40. Bölüm 🌼

6K 290 19
                                    



"Keşke düşüncelerimde kapansa, gözlerim kapanınca."

William Shakespeare



-

Gözlerim kelepçede gezindi. Ali Rızanın kolunda olan kelepçede. Tehlikeli tebessümüm Ali Rızanın gözlerine tırmandığında o daha çok gurur duyuyor gibi bakıyordu.

"Benim kızım olduğunu bir kez daha gösterdin Umut." Alayla güldüğümde bakışları gülüşümde gezindi. "Ben hayatta ilk defa sevginin ne demek olduğunu ilk önce Melek ile sonra da seninle öğrendim. Sen benim tek kızımsın. Her şey için teşekkür ederim kızım. Çalışma odamda masanın üzerinde belgeler var. Ben imzaladım hepsini sende imzaladıktan sorma bütün malı geri alabileceksin. Benimkileride sana bıraktım. Senden tek istediğim Pelin hapise girdiğimi öğrenmesin." Bakışlarım ciddileşmişti. Zorlukla başımı salladığımda gülümsedi. "Kendine iyi bak Umut. Arada beni de ziyarete gel lütfen. Tek başıma ölmek istemiyorum." Yaptıklarından sonra ona acımamam gerekiyordu fakat yinede içim sızlamıştı.

"Geleceğim. Emin ol geleceğim. Orada nasıl çürüdüğünü zevkle izleyeceğim." Söylediklerime rağmen başını sallayarak gülümsedi. Elinde kelepçe olmasına rağmen gülümsüyordu. Hemde o kadar içtendi ki bu gülüş, bir an için onunda mutlu olmayı hakettiğini düşündüm.
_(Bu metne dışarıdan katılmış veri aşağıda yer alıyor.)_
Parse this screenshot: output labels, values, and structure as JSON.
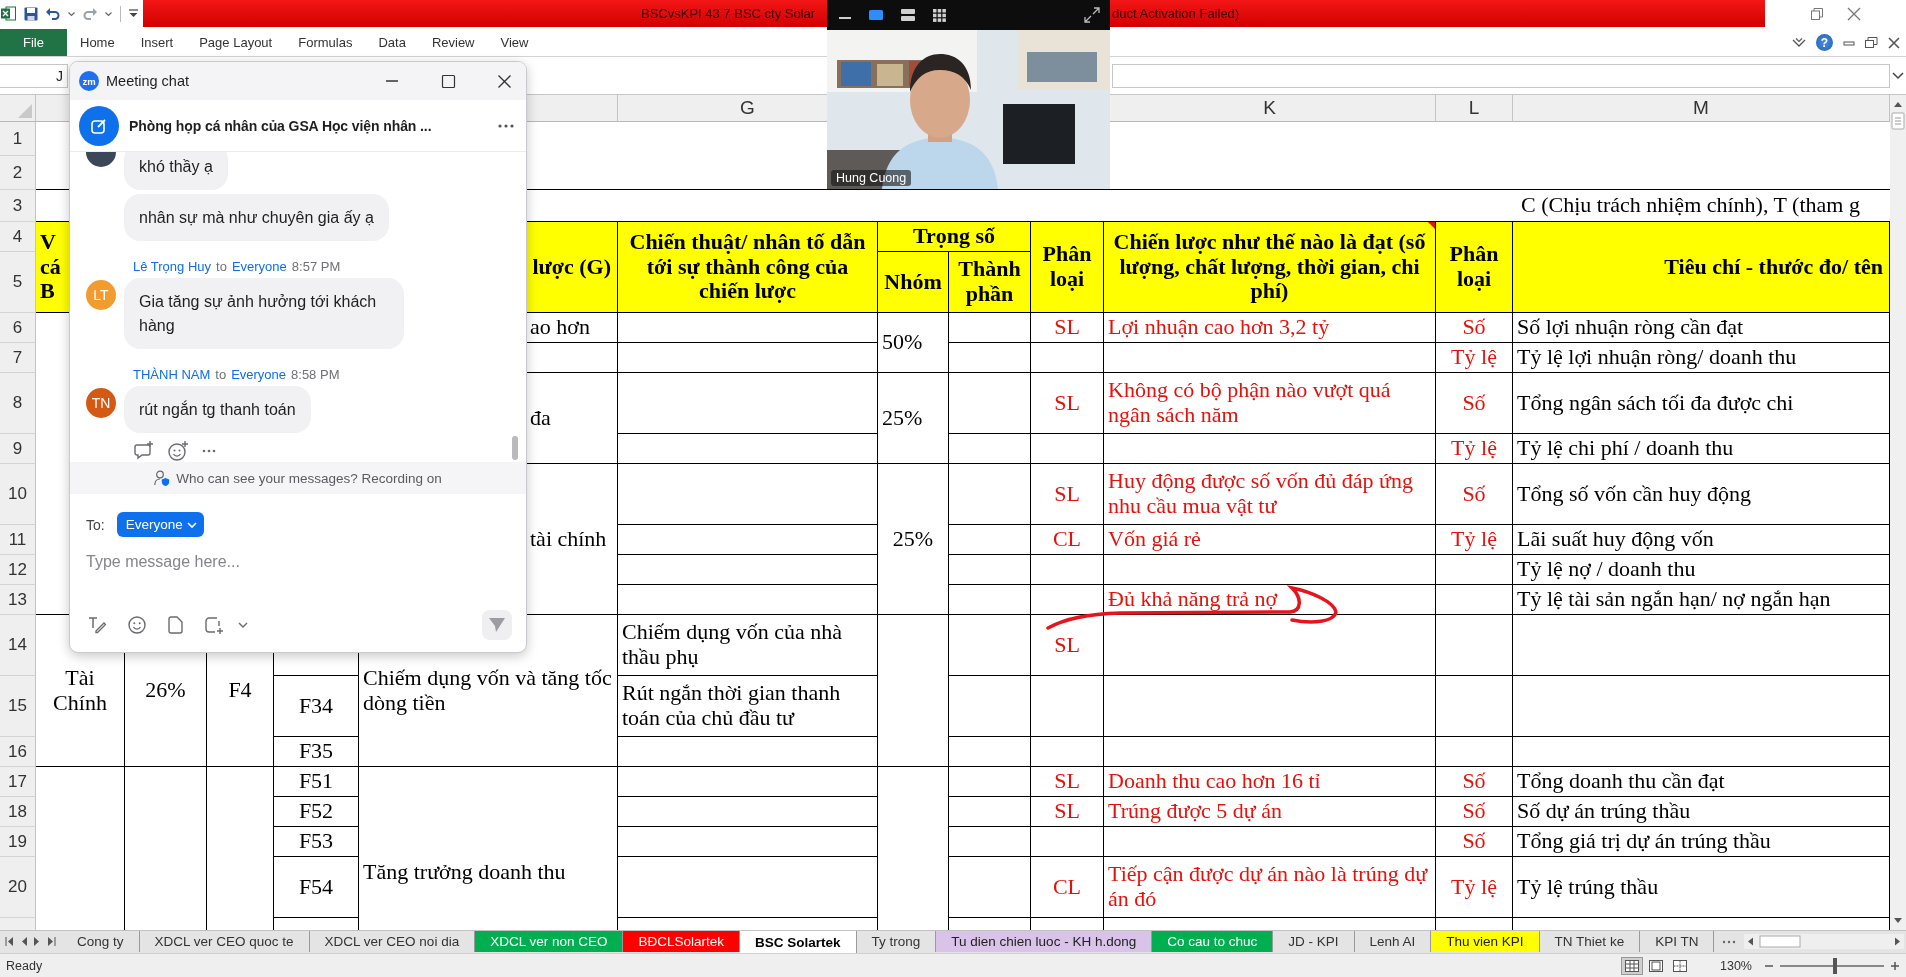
{
  "title_bar": {
    "title_start": "BSCvsKPI 43 7 BSC cty Solar",
    "title_end": "duct Activation Failed)"
  },
  "ribbon": {
    "tabs": [
      {
        "label": "File",
        "kind": "file"
      },
      {
        "label": "Home",
        "kind": "tab"
      },
      {
        "label": "Insert",
        "kind": "tab"
      },
      {
        "label": "Page Layout",
        "kind": "tab"
      },
      {
        "label": "Formulas",
        "kind": "tab"
      },
      {
        "label": "Data",
        "kind": "tab"
      },
      {
        "label": "Review",
        "kind": "tab"
      },
      {
        "label": "View",
        "kind": "tab"
      }
    ],
    "help": "?"
  },
  "formula_bar": {
    "name_box": "J"
  },
  "sheet": {
    "column_headers": [
      "G",
      "K",
      "L",
      "M"
    ],
    "row_headers": [
      "1",
      "2",
      "3",
      "4",
      "5",
      "6",
      "7",
      "8",
      "9",
      "10",
      "11",
      "12",
      "13",
      "14",
      "15",
      "16",
      "17",
      "18",
      "19",
      "20"
    ],
    "cells": [
      {
        "kind": "note",
        "text": "C (Chịu trách nhiệm chính), T (tham g"
      },
      {
        "kind": "header-lead",
        "text": "V\ncá\nB"
      },
      {
        "kind": "header-remnant",
        "text": "lược (G)"
      },
      {
        "kind": "header",
        "text": "Chiến thuật/ nhân tố dẫn tới sự thành công của chiến lược"
      },
      {
        "kind": "header",
        "text": "Trọng số"
      },
      {
        "kind": "header",
        "text": "Phân loại"
      },
      {
        "kind": "header",
        "text": "Chiến lược như thế nào là đạt (số lượng, chất lượng, thời gian, chi phí)",
        "comment": true
      },
      {
        "kind": "header",
        "text": "Phân loại"
      },
      {
        "kind": "header-remnant",
        "text": "Tiêu chí - thước đo/ tên"
      },
      {
        "kind": "header",
        "text": "Nhóm"
      },
      {
        "kind": "header",
        "text": "Thành phần"
      },
      {
        "kind": "remnant",
        "text": "ao hơn"
      },
      {
        "kind": "text",
        "text": "50%"
      },
      {
        "kind": "category",
        "text": "SL"
      },
      {
        "kind": "target",
        "text": "Lợi nhuận cao hơn 3,2 tỷ"
      },
      {
        "kind": "category",
        "text": "Số"
      },
      {
        "kind": "text",
        "text": "Số lợi nhuận ròng cần đạt"
      },
      {
        "kind": "category",
        "text": "Tỷ lệ"
      },
      {
        "kind": "text",
        "text": "Tỷ lệ lợi nhuận ròng/ doanh thu"
      },
      {
        "kind": "remnant",
        "text": "đa"
      },
      {
        "kind": "text",
        "text": "25%"
      },
      {
        "kind": "category",
        "text": "SL"
      },
      {
        "kind": "target",
        "text": "Không có bộ phận nào vượt quá ngân sách năm"
      },
      {
        "kind": "category",
        "text": "Số"
      },
      {
        "kind": "text",
        "text": "Tổng ngân sách tối đa được chi"
      },
      {
        "kind": "category",
        "text": "Tỷ lệ"
      },
      {
        "kind": "text",
        "text": "Tỷ lệ chi phí / doanh thu"
      },
      {
        "kind": "remnant",
        "text": "tài chính"
      },
      {
        "kind": "center",
        "text": "25%"
      },
      {
        "kind": "category",
        "text": "SL"
      },
      {
        "kind": "target",
        "text": "Huy động được số vốn đủ đáp ứng nhu cầu mua vật tư"
      },
      {
        "kind": "category",
        "text": "Số"
      },
      {
        "kind": "text",
        "text": "Tổng số vốn cần huy động"
      },
      {
        "kind": "category",
        "text": "CL"
      },
      {
        "kind": "target",
        "text": "Vốn giá rẻ"
      },
      {
        "kind": "category",
        "text": "Tỷ lệ"
      },
      {
        "kind": "text",
        "text": "Lãi suất huy động vốn"
      },
      {
        "kind": "text",
        "text": "Tỷ lệ nợ / doanh thu"
      },
      {
        "kind": "target",
        "text": "Đủ khả năng trả nợ"
      },
      {
        "kind": "text",
        "text": "Tỷ lệ tài sản ngắn hạn/ nợ ngắn hạn"
      },
      {
        "kind": "center",
        "text": "Tài Chính"
      },
      {
        "kind": "center",
        "text": "26%"
      },
      {
        "kind": "center",
        "text": "F4"
      },
      {
        "kind": "text",
        "text": "Chiếm dụng vốn và tăng tốc dòng tiền"
      },
      {
        "kind": "text",
        "text": "Chiếm dụng vốn của nhà thầu phụ"
      },
      {
        "kind": "category",
        "text": "SL"
      },
      {
        "kind": "center",
        "text": "F34"
      },
      {
        "kind": "text",
        "text": "Rút ngắn thời gian thanh toán của chủ đầu tư"
      },
      {
        "kind": "center",
        "text": "F35"
      },
      {
        "kind": "center",
        "text": "F51"
      },
      {
        "kind": "text",
        "text": "Tăng trưởng doanh thu"
      },
      {
        "kind": "category",
        "text": "SL"
      },
      {
        "kind": "target",
        "text": "Doanh thu cao hơn 16 tỉ"
      },
      {
        "kind": "category",
        "text": "Số"
      },
      {
        "kind": "text",
        "text": "Tổng doanh thu cần đạt"
      },
      {
        "kind": "center",
        "text": "F52"
      },
      {
        "kind": "category",
        "text": "SL"
      },
      {
        "kind": "target",
        "text": "Trúng được 5 dự án"
      },
      {
        "kind": "category",
        "text": "Số"
      },
      {
        "kind": "text",
        "text": "Số dự án trúng thầu"
      },
      {
        "kind": "center",
        "text": "F53"
      },
      {
        "kind": "category",
        "text": "Số"
      },
      {
        "kind": "text",
        "text": "Tổng giá trị dự án trúng thầu"
      },
      {
        "kind": "center",
        "text": "F54"
      },
      {
        "kind": "category",
        "text": "CL"
      },
      {
        "kind": "target",
        "text": "Tiếp cận được dự án nào là trúng dự án đó"
      },
      {
        "kind": "category",
        "text": "Tỷ lệ"
      },
      {
        "kind": "text",
        "text": "Tỷ lệ trúng thầu"
      }
    ]
  },
  "sheet_tabs": [
    {
      "label": "Cong ty",
      "selected": false
    },
    {
      "label": "XDCL ver CEO quoc te",
      "selected": false
    },
    {
      "label": "XDCL ver CEO noi dia",
      "selected": false
    },
    {
      "label": "XDCL ver non CEO",
      "selected": false,
      "color": "#00b050"
    },
    {
      "label": "BĐCLSolartek",
      "selected": false,
      "color": "#ff0000"
    },
    {
      "label": "BSC Solartek",
      "selected": true
    },
    {
      "label": "Ty trong",
      "selected": false
    },
    {
      "label": "Tu dien chien luoc - KH h.dong",
      "selected": false,
      "color": "#d9c3e9"
    },
    {
      "label": "Co cau to chuc",
      "selected": false,
      "color": "#00b050"
    },
    {
      "label": "JD - KPI",
      "selected": false
    },
    {
      "label": "Lenh AI",
      "selected": false
    },
    {
      "label": "Thu vien KPI",
      "selected": false,
      "color": "#ffff00"
    },
    {
      "label": "TN Thiet ke",
      "selected": false
    },
    {
      "label": "KPI TN",
      "selected": false
    }
  ],
  "status_bar": {
    "status": "Ready",
    "view_buttons": [
      {
        "selected": true
      },
      {
        "selected": false
      },
      {
        "selected": false
      }
    ],
    "zoom": "130%",
    "zoom_slider": {
      "level": 0.53
    }
  },
  "chat": {
    "logo": "zm",
    "title": "Meeting chat",
    "meeting": "Phòng họp cá nhân của GSA Học viện nhân ...",
    "messages": [
      {
        "kind": "clipped",
        "color": "#3b4658",
        "text": "khó thầy ạ"
      },
      {
        "kind": "continuation",
        "text": "nhân sự mà như chuyên gia ấy ạ"
      },
      {
        "kind": "message",
        "sender": "Lê Trọng Huy",
        "link_word": "to",
        "recipient": "Everyone",
        "time": "8:57 PM",
        "initials": "LT",
        "color": "#f29b2e",
        "text": "Gia tăng sự ảnh hưởng tới khách hàng"
      },
      {
        "kind": "message",
        "sender": "THÀNH NAM",
        "link_word": "to",
        "recipient": "Everyone",
        "time": "8:58 PM",
        "initials": "TN",
        "color": "#d45a14",
        "text": "rút ngắn tg thanh toán"
      }
    ],
    "notice": "Who can see your messages? Recording on",
    "to_label": "To:",
    "recipient": "Everyone",
    "placeholder": "Type message here..."
  },
  "video": {
    "participant": "Hung Cuong"
  }
}
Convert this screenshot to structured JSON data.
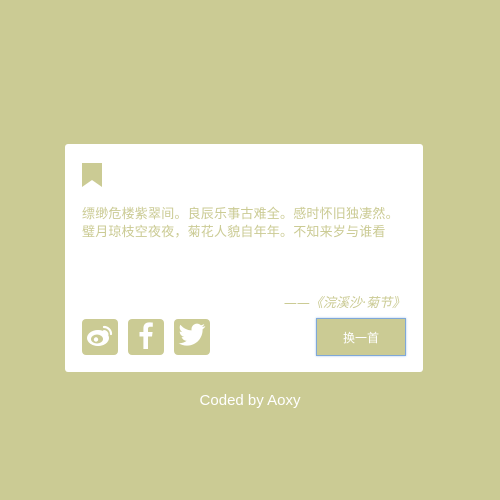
{
  "quote": {
    "lines": [
      "缥缈危楼紫翠间。良辰乐事古难全。感时怀旧独凄然。",
      "璧月琼枝空夜夜，菊花人貌自年年。不知来岁与谁看"
    ],
    "source": "——《浣溪沙·菊节》"
  },
  "icons": {
    "bookmark": "bookmark-icon",
    "weibo": "weibo-icon",
    "facebook": "facebook-icon",
    "twitter": "twitter-icon"
  },
  "buttons": {
    "next_label": "换一首"
  },
  "footer": {
    "credit": "Coded by Aoxy"
  },
  "colors": {
    "background": "#cbcb94",
    "card": "#ffffff",
    "accent": "#cbcb94",
    "button_border": "#7fa8d8"
  }
}
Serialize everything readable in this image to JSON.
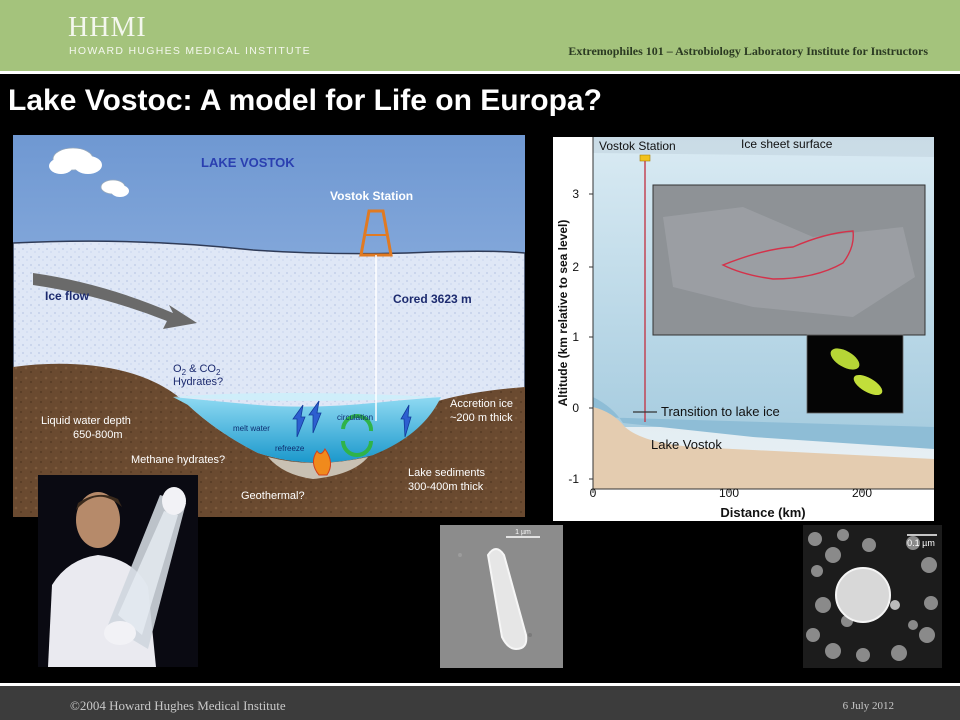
{
  "header": {
    "logo_main": "HHMI",
    "logo_sub": "HOWARD HUGHES MEDICAL INSTITUTE",
    "course": "Extremophiles 101 – Astrobiology Laboratory Institute for Instructors"
  },
  "slide": {
    "title": "Lake Vostoc: A model for Life on Europa?"
  },
  "diagram": {
    "title": "LAKE VOSTOK",
    "station": "Vostok Station",
    "ice_flow": "Ice flow",
    "cored": "Cored 3623 m",
    "hydrates_line1": "O",
    "hydrates_sub1": "2",
    "hydrates_amp": " & CO",
    "hydrates_sub2": "2",
    "hydrates_line2": "Hydrates?",
    "liquid_depth_line1": "Liquid water depth",
    "liquid_depth_line2": "650-800m",
    "melt_water": "melt water",
    "refreeze": "refreeze",
    "circulation": "circulation",
    "methane": "Methane hydrates?",
    "geothermal": "Geothermal?",
    "accretion_line1": "Accretion ice",
    "accretion_line2": "~200 m thick",
    "sediments_line1": "Lake sediments",
    "sediments_line2": "300-400m thick"
  },
  "profile": {
    "station": "Vostok Station",
    "surface": "Ice sheet surface",
    "transition": "Transition to lake ice",
    "lake": "Lake Vostok",
    "ylabel": "Altitude (km relative to sea level)",
    "xlabel": "Distance (km)",
    "yticks": [
      "3",
      "2",
      "1",
      "0",
      "-1"
    ],
    "xticks": [
      "0",
      "100",
      "200"
    ]
  },
  "micrographs": {
    "scale_left": "1 µm",
    "scale_right": "0.1 µm"
  },
  "footer": {
    "copyright": "©2004 Howard Hughes Medical Institute",
    "date": "6 July 2012"
  },
  "colors": {
    "header_green": "#a4c37c",
    "footer_gray": "#3c3c3c",
    "sky_blue": "#7fa4d8",
    "lake_water": "#27a9d6"
  },
  "icons": [
    "cloud-icon",
    "drill-tower-icon",
    "ice-flow-arrow-icon",
    "circulation-icon",
    "geothermal-flame-icon"
  ]
}
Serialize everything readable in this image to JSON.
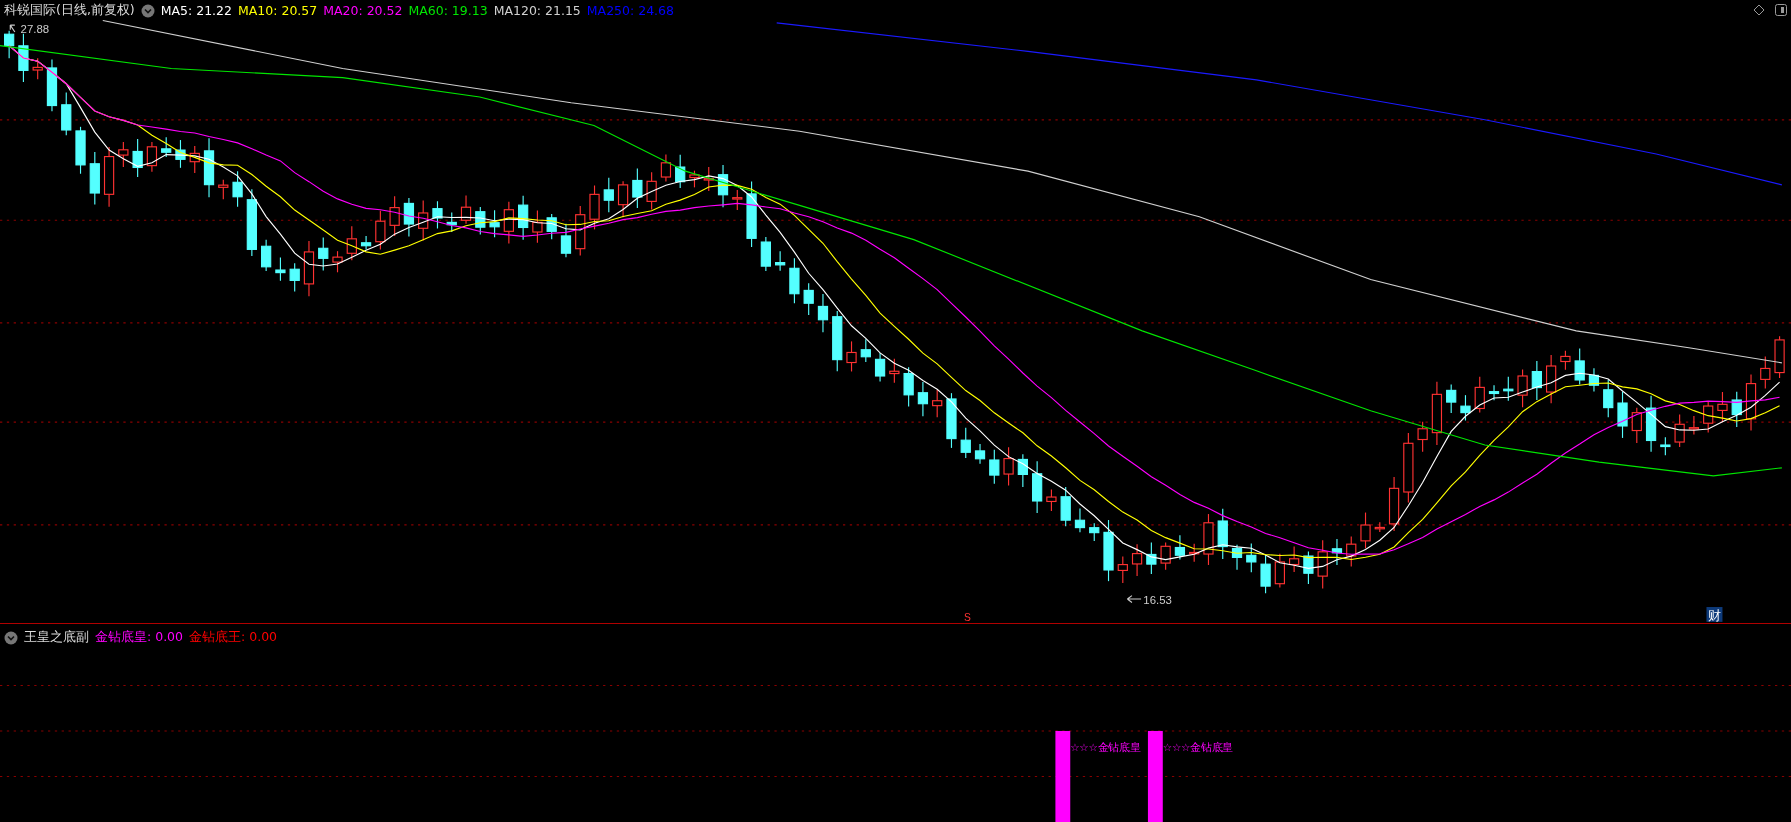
{
  "title": "科锐国际(日线,前复权)",
  "indicators": [
    {
      "label": "MA5: 21.22",
      "color": "#ffffff"
    },
    {
      "label": "MA10: 20.57",
      "color": "#ffff00"
    },
    {
      "label": "MA20: 20.52",
      "color": "#ff00ff"
    },
    {
      "label": "MA60: 19.13",
      "color": "#00e600"
    },
    {
      "label": "MA120: 21.15",
      "color": "#d0d0d0"
    },
    {
      "label": "MA250: 24.68",
      "color": "#0000ff"
    }
  ],
  "chart_marks": {
    "high": "27.88",
    "low": "16.53",
    "signal": "S",
    "finance": "财"
  },
  "sub_panel": {
    "title": "王皇之底副",
    "indicators": [
      {
        "label": "金钻底皇: 0.00",
        "color": "#ff00ff"
      },
      {
        "label": "金钻底王: 0.00",
        "color": "#ff0000"
      }
    ],
    "signals": [
      {
        "label": "☆☆☆金钻底皇"
      },
      {
        "label": "☆☆☆金钻底皇"
      }
    ]
  }
}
"Seni seviyorum kızım. Çok seviyorum." Polisler kolundan çekip dışarıya çıkardıklarında bende peşlerinden ilerliyordum. Arabaya binmeden önce son bir kez bana baktığında ifadesizce ona bakıyordum.

Bir kaç dakikanın sonunda araba uzaklaştığında eve girmiştim. Hızlı adımlarla Ali Rızanın çalışma odasına çıkarak içeri dalmıştım. Ali Rızanın da dediği gibi masadaki bütün belgeleri imzalamıştı. Babamın mallarını verdiği yetmezmiş gibi kendi mallarının hepsini de bana vermişti. Dosyanın yanındaki küçük not kağıdında yazan şey beni gülümsemişti.

"İzmir'de bulunan bir ev var. Orası Pelin için çok değerli. Orayı ona verir misin?"

Göremeyeceğini bilsemde başımı sallamıştım. Belgelere kendi imzamı attığımda gülümseyerek ayağa kalkmıştım. Belgeleri ve Ali Rızanın babasından kalan kalemi aldığımda dışarı çıkmıştım.

Artık aileme dönmenin vakti gelmişti.

-

Kaç saat yürüdüm bilmiyorum fakat sonunda eve gelmiştim. Bakışlarım bahçe kapısında gezindiğinde daha fazla düşünmeyerek içeri girmiştim. Evin kapısına doğru yürüdüğümde heyecandan kalbim yerinden çıkmak üzereydi. Evin kapısının önünde durduğumda derin bir nefes alarak kapıyı çaldım. Yaklaşık otuz saniyeden sonra açılmayan kapıyla birlikte elimi kaldırarak daha hızlı vurmaya başladım. Kapı yine açılmadığında kaşlarımı çatarak evin kenarından bahçeye doğru yürümeye başlamıştım. Bahçeye girdiğimde evin bahçeye açılan kapısı kilitliydi. Bir kaç adım atarak tamamen bahçeye girdiğimde üzerime doğru koşan o küçük hayvanı görmüştüm.

"Zeytin!" Son gördüğümden beri büyüyen ve daha sağlıklı görünen köpek üzerime atlamıştı. Yere çöktüğümde kucağıma alarak ona sarılmıştım. "Seni çok merak ettim." Göz yaşlarım zeytinin tüylerine akarken gülümsüyordum.

Kaç saat geçti bilmiyorum fakat hava kararmaya başlamıştı. Ben çimenlere uzanmış gökyüzünü izliyordum. Zeytinde yanımda uyuyordu. Ailem hala eve gelmemişti ve ben artık endişelenmeye başlamıştım. Çimenleri ezen ayak seslerinden sonra yerimde dikleşerek bakışlarımı oraya çevirmiştim. Gelen kişi Yiğitti. Hızla ayağa kalkarak ona sarılmıştım. Göz yaşlarım yeniden akmaya başladığında o da kollarını belime sarmıştı.